Pourquoi la situation ne s'est-elle pas améliorée en dix jours? Il y a eu du temps, non? Surtout qu'il n'y a pas eu de match depuis...
Il y a des questions agronomiques, on rentre dans des choses très précises. Des algues bleues, des cyanobactéries, se sont développées sur la pelouse. Ces algues empêchent les graines de nouveaux gazons de bien pousser. Le problème, c'est que pour enlever ces algues, il faut griffer la pelouse. Et si on griffe la pelouse, on va arracher le nouveau gazon. Ces travaux-là, très lourds, seront entrepris après le match de la Suisse, parce qu'il y a trois semaines sans match de Servette ici. Là, c'était très compliqué d'enlever les herbes mortes sans arracher le nouveau gazon. Donc les parties qui sont mortes à cause des maladies, il fallait les éliminer. Mais comme en même temps la pelouse a été semée pour la régénérer, on aurait tout arraché.

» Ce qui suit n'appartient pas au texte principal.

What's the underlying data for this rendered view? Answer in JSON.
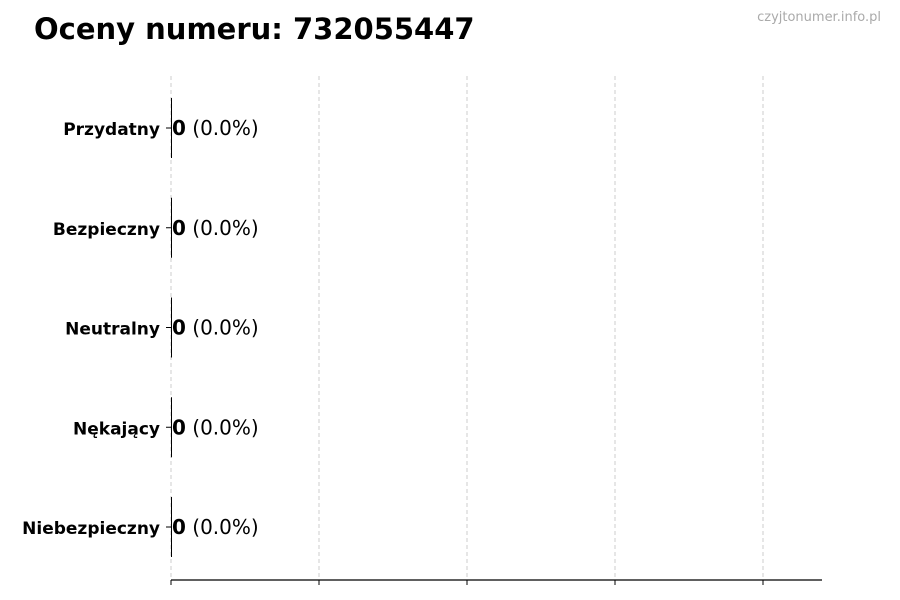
{
  "title": "Oceny numeru: 732055447",
  "watermark": "czyjtonumer.info.pl",
  "chart_data": {
    "type": "bar",
    "orientation": "horizontal",
    "title": "Oceny numeru: 732055447",
    "categories": [
      "Przydatny",
      "Bezpieczny",
      "Neutralny",
      "Nękający",
      "Niebezpieczny"
    ],
    "values": [
      0,
      0,
      0,
      0,
      0
    ],
    "percents": [
      "0.0%",
      "0.0%",
      "0.0%",
      "0.0%",
      "0.0%"
    ],
    "data_labels": [
      "0 (0.0%)",
      "0 (0.0%)",
      "0 (0.0%)",
      "0 (0.0%)",
      "0 (0.0%)"
    ],
    "xlabel": "",
    "ylabel": "",
    "x_tick_labels": [],
    "grid": "vertical dashed",
    "colors": {
      "bar": "#000000",
      "grid": "#cccccc",
      "watermark": "#aaaaaa"
    }
  }
}
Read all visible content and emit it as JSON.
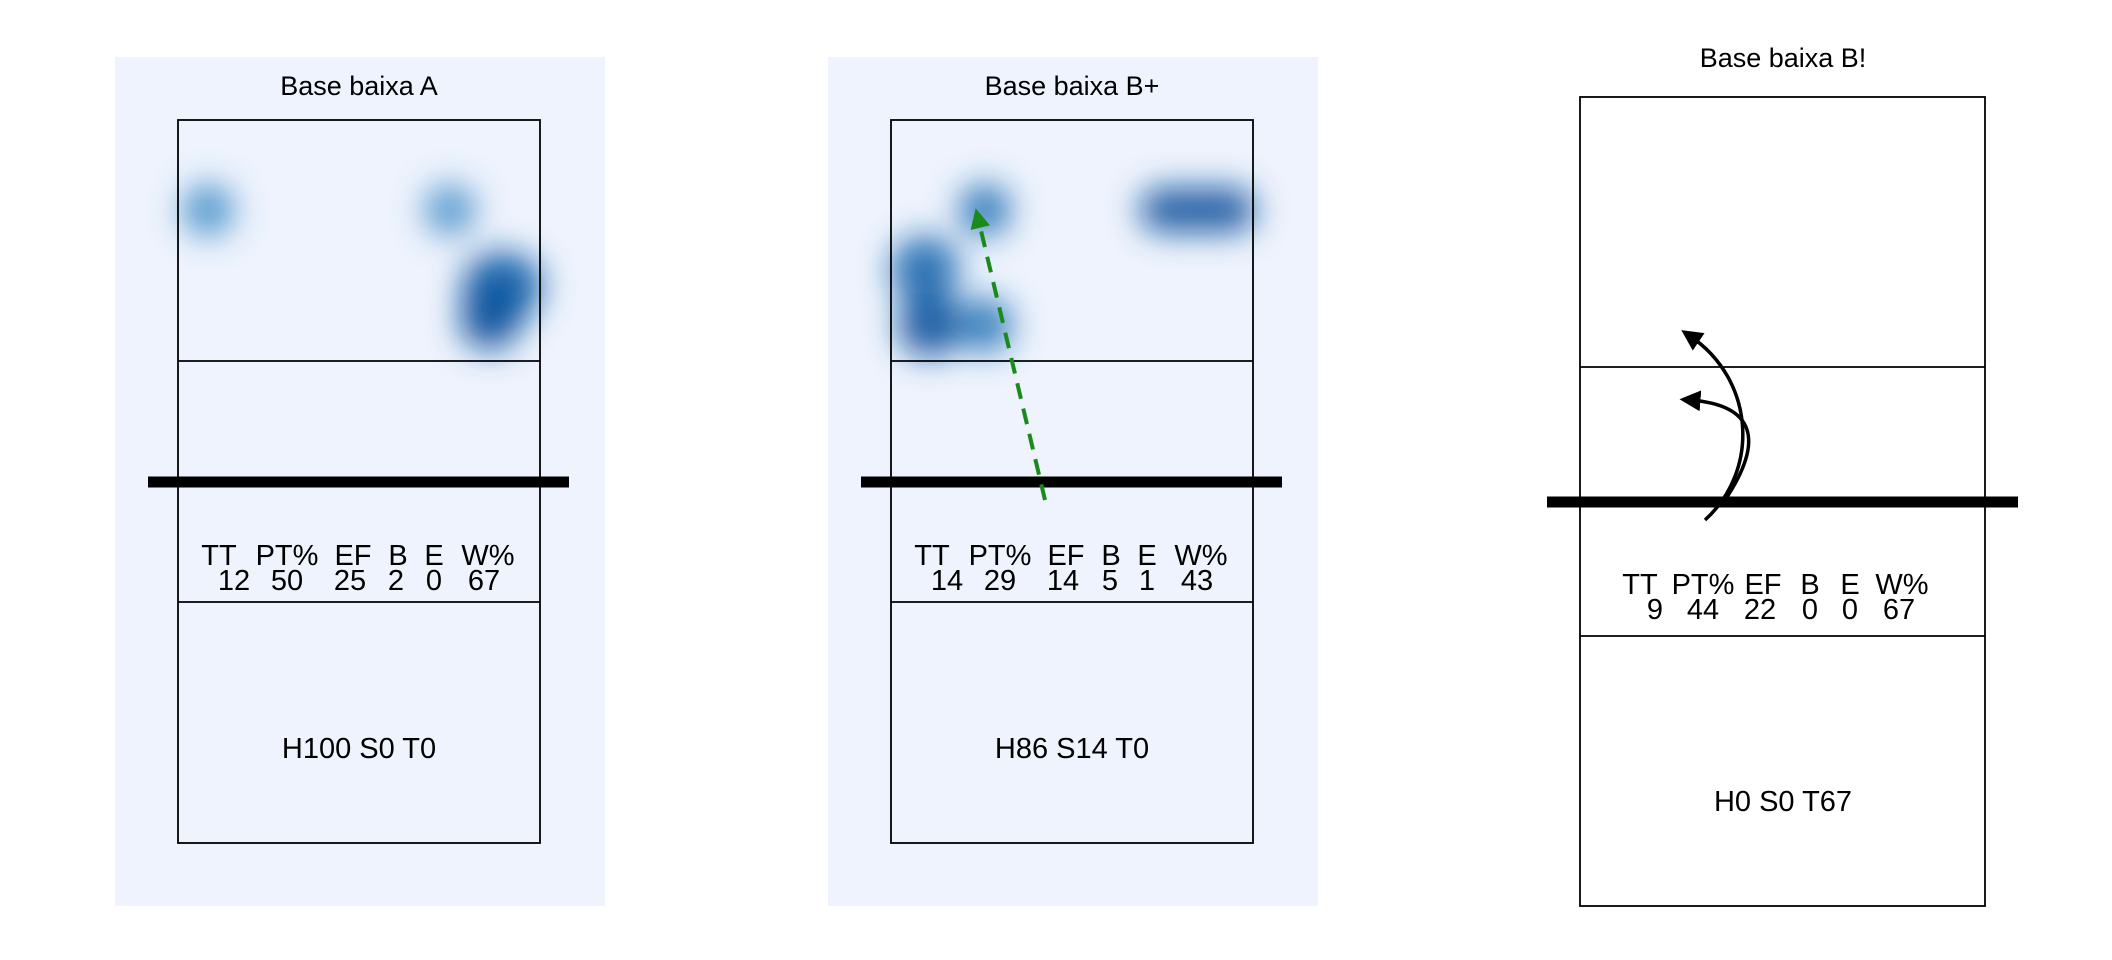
{
  "panels": [
    {
      "title": "Base baixa A",
      "stats_headers": [
        "TT",
        "PT%",
        "EF",
        "B",
        "E",
        "W%"
      ],
      "stats_values": [
        "12",
        "50",
        "25",
        "2",
        "0",
        "67"
      ],
      "footer": "H100 S0 T0",
      "shaded_background": true,
      "heat_color": "#08519c",
      "background_color": "#eef3fd"
    },
    {
      "title": "Base baixa B+",
      "stats_headers": [
        "TT",
        "PT%",
        "EF",
        "B",
        "E",
        "W%"
      ],
      "stats_values": [
        "14",
        "29",
        "14",
        "5",
        "1",
        "43"
      ],
      "footer": "H86 S14 T0",
      "shaded_background": true,
      "heat_color": "#08519c",
      "background_color": "#eef3fd",
      "arrow_color": "#1a8a1a",
      "arrow_style": "dashed"
    },
    {
      "title": "Base baixa B!",
      "stats_headers": [
        "TT",
        "PT%",
        "EF",
        "B",
        "E",
        "W%"
      ],
      "stats_values": [
        "9",
        "44",
        "22",
        "0",
        "0",
        "67"
      ],
      "footer": "H0 S0 T67",
      "shaded_background": false,
      "arrow_color": "#000000",
      "arrow_style": "solid curved"
    }
  ]
}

L'équipe de Suisse s'est entraînée normalement sur le gazon de la Praille.
Photo: keystone-sda.ch

Pourquoi ce champignon est-il aussi destructeur?
L'été est une saison très compliquée, puisqu'il fait chaud, on doit arroser. L'humidité et la chaleur sont propices à la prolifération des champignons. Mais le plus gros problème, c'est que les pelouses professionnelles n'ont pas de terre. Pas un gramme. Il n'y a que du sable. Et dans du sable, il n'y a pas de vie microbienne. Cela veut dire que quand un champignon arrive, il n'a aucune concurrence et peut se développer très très vite. Et des fois, en deux jours, une pelouse peut être complètement abimée par des maladies. Dans un terrain où il y a de la terre, il y a des milliards de micro-organismes qui vont entrer en concurrence, notamment avec les champignons, ce qui n'est pas le cas sur les pelouses professionnelles.

La pluie annoncée d'ici à demain soir pourrait-elle avoir une influence négative sur la qualité du gazon?
Oui. Le problème de la pluie, c'est qu'elle risque de ramollir le sol, donc diminuer la résistance du gazon à l'ancrage. Donc oui, on peut s'attendre à avoir des arrachages de gazon un peu plus importants s'il y a de la pluie.

La possibilité de changer de stade pour ce match a-t-elle été évoquée?
Oui, cela été évoqué. Mais il y avait des problèmes de disponibilité de stade et c'était compliqué de dire à 30'000 personnes que le match aurait lieu ailleurs... On a discuté de toutes les possibilités, y compris de changer de pelouse, mais cela aurait été un risque aussi. Toute l'Europe a ce problème de champignon, il y a peu de pelouses disponibles. Et en faire venir une de l'étranger, ce n'est pas aussi simple que de le dire.